Он быстро собрался, чтобы успеть вырвать эту возможность быть возле неё до приезда уважаемого немецкого партнера. Украсть это право ненадолго, как когда-то она украла у него ночь любви…
Борис включил зажигание своего внедорожника. По дороге заехал купить ей цветы без резкого аромата, чтобы не усугубить отек.
В холле его встретил лечащий врач Анны, поблагодарив Бориса за помощь больнице.
– Борис Михайлович, спасибо вам огромное! – он начал показывать какие-то расчёты, сбивчиво поясняя, на что отделение собирается потратить полученные средства, только Борису это все было неинтересно.
– Скажите, как Анна? – его глаза выражали крайнюю обеспокоенность. Врач успокоил его опасения.
Борис теперь не хотел терять ни минуты. Время, которое он потратил на фарс, усмешки, на то незначимое, чем он сам себя окружал. Не хотел упускать ни минуты своей жизни. Настоящей жизни!
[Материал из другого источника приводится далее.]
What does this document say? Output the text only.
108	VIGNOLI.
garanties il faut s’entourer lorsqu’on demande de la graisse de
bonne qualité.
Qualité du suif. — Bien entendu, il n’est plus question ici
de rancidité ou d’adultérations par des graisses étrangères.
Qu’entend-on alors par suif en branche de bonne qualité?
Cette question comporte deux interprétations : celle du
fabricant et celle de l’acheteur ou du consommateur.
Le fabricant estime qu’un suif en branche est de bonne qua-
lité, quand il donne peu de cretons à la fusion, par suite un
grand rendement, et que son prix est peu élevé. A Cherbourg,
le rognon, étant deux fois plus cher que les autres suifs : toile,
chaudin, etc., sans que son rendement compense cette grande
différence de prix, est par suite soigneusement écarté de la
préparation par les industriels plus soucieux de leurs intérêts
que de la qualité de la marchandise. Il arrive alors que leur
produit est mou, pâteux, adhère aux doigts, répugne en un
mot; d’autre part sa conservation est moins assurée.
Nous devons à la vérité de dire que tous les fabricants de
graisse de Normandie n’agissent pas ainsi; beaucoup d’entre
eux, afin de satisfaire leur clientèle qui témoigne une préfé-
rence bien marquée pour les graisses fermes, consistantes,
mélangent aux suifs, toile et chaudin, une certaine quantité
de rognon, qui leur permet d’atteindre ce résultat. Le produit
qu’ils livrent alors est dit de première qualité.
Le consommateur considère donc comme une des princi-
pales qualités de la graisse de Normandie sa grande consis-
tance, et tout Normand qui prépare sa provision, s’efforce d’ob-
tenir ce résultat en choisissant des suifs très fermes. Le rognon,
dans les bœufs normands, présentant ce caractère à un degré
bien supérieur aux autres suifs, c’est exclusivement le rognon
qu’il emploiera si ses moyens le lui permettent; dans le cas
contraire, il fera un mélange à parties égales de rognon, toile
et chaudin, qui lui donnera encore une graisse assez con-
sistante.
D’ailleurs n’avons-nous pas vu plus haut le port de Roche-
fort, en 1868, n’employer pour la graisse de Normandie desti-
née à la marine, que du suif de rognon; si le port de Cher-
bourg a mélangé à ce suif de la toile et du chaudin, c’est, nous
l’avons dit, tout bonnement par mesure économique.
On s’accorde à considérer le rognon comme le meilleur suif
Он постучал в дверь палаты. Они отозвались обе – Анна и её мама. Борис вошёл, не скрывая улыбки. В руках – корзинка мелких анютиных глазок практически без аромата.
Анне было заметно лучше – это отражалось в её глазах. Они больше не казались потухшими и приобрели цвет ясного майского неба. Тот же блеск, смущенная улыбка. Возле неё суетилась медсестра с капельницей, она заменила пустой флакон на полный и вышла.
– Анютка, как ты? – Борис сжал её тонкую кисть. Она слабо ответила на его рукопожатие.
– Спасибо, получше, – она глубоко вдохнула и отвернулась. Борис видел её смущение: она словно обнажённая, обезоруженная лежала перед ним. Зная Анну, можно было предположить, насколько эта ситуация была ей неудобна.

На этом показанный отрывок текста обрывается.